Minister Kakha Kakhishvili told the guests that through relevant devices, the Centre successfully controlled juvenile convicts without sending them to prisons.
The minister praised the new practice of monitoring house arrests which was launched in Georgia from January 1 2016, and said the Ministry planned to increase the number of convicts - not only juveniles - who would be able to serve their sentences at home.
Kakhishvili said that house arrest, in cases of minor crimes, decreased the number of inmates in prisons, was safe for public as relevant bodies controlled such convicts and enabled offenders to continue their previous activities without the need of post-prison re-socialisation.
The Minister announced his body planned to purchase a special server soon through which the Centre would control the 1,000 convicts under house arrest simultaneously.

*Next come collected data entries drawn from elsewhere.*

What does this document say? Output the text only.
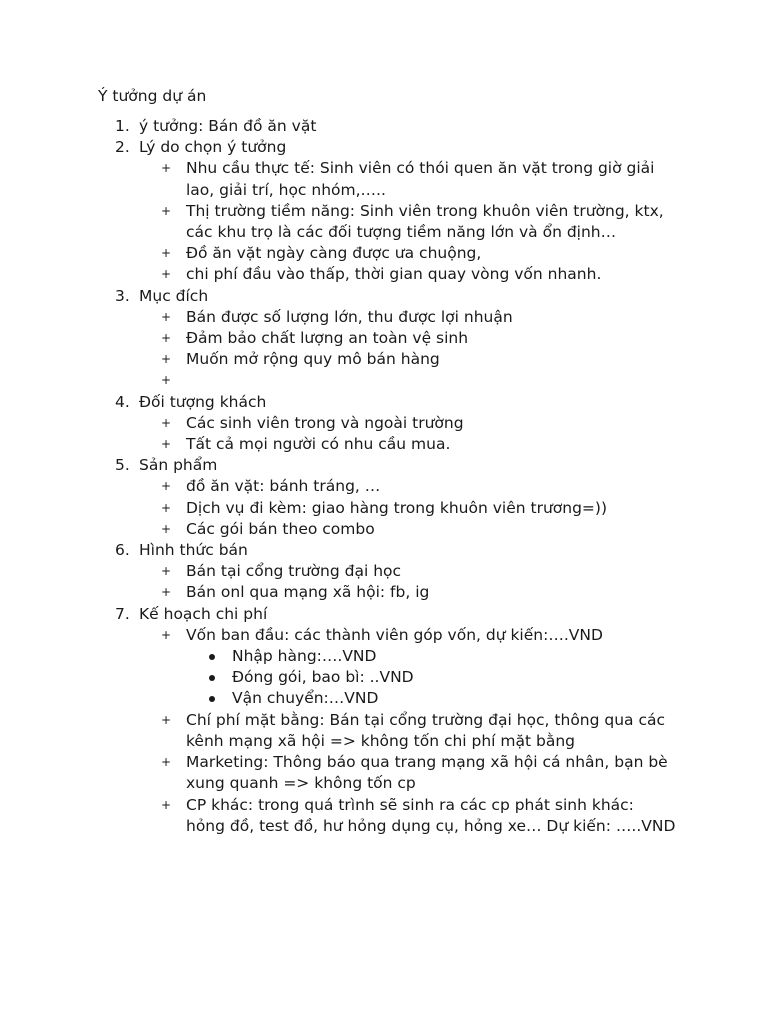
Ý tưởng dự án

1. ý tưởng: Bán đồ ăn vặt
2. Lý do chọn ý tưởng
+ Nhu cầu thực tế: Sinh viên có thói quen ăn vặt trong giờ giải lao, giải trí, học nhóm,…..
+ Thị trường tiềm năng: Sinh viên trong khuôn viên trường, ktx, các khu trọ là các đối tượng tiềm năng lớn và ổn định…
+ Đồ ăn vặt ngày càng được ưa chuộng,
+ chi phí đầu vào thấp, thời gian quay vòng vốn nhanh.
3. Mục đích
+ Bán được số lượng lớn, thu được lợi nhuận
+ Đảm bảo chất lượng an toàn vệ sinh
+ Muốn mở rộng quy mô bán hàng
+

4. Đối tượng khách
+ Các sinh viên trong và ngoài trường
+ Tất cả mọi người có nhu cầu mua.
5. Sản phẩm
+ đồ ăn vặt: bánh tráng, …
+ Dịch vụ đi kèm: giao hàng trong khuôn viên trương=))
+ Các gói bán theo combo
6. Hình thức bán
+ Bán tại cổng trường đại học
+ Bán onl qua mạng xã hội: fb, ig
7. Kế hoạch chi phí
+ Vốn ban đầu: các thành viên góp vốn, dự kiến:….VND
Nhập hàng:….VND
Đóng gói, bao bì: ..VND
Vận chuyển:…VND
+ Chí phí mặt bằng: Bán tại cổng trường đại học, thông qua các kênh mạng xã hội => không tốn chi phí mặt bằng
+ Marketing: Thông báo qua trang mạng xã hội cá nhân, bạn bè xung quanh => không tốn cp
+ CP khác: trong quá trình sẽ sinh ra các cp phát sinh khác: hỏng đồ, test đồ, hư hỏng dụng cụ, hỏng xe… Dự kiến: …..VND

The guests could also view handicrafts and different items made by prisoners with suspended sentences, who could produce the objects at a wood processing plant located in one of prisons’ areas.
The inmates were paid for their jobs, as the Ministry sells everything they produce.

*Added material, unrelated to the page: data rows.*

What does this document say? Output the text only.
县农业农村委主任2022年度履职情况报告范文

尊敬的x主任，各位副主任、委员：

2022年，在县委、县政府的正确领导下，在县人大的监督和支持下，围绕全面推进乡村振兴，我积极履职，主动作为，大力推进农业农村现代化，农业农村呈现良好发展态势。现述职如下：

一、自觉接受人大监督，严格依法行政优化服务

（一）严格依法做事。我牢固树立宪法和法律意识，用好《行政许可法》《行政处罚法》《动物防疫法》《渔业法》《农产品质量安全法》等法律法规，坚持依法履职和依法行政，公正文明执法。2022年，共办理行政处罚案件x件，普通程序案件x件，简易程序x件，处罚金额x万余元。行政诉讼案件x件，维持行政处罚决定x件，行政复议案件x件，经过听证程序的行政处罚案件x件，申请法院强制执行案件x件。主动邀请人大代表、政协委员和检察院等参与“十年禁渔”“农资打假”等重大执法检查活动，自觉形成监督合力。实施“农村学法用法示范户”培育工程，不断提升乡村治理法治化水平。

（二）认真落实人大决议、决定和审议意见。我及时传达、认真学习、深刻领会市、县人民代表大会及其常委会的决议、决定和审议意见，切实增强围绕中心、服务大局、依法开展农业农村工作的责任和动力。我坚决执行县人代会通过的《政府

Kakhishvili said the approach also helped prisoners, as they would be able to easily find jobs in the future and successfully reintegrate into society.
The approach that Georgia is gradually introducing is good for the state and also for convicted criminals.
With this step, the Government will also reduce expenses for reintegration programmes and psychological assistance.
One of the biggest problems for former prisoners in Georgia is finding a job after release; they suffer from social stigma and the simple lack of jobs.
The Government will also have to settle both of these problems for Georgia to have a markedly improved situation in its penal sector.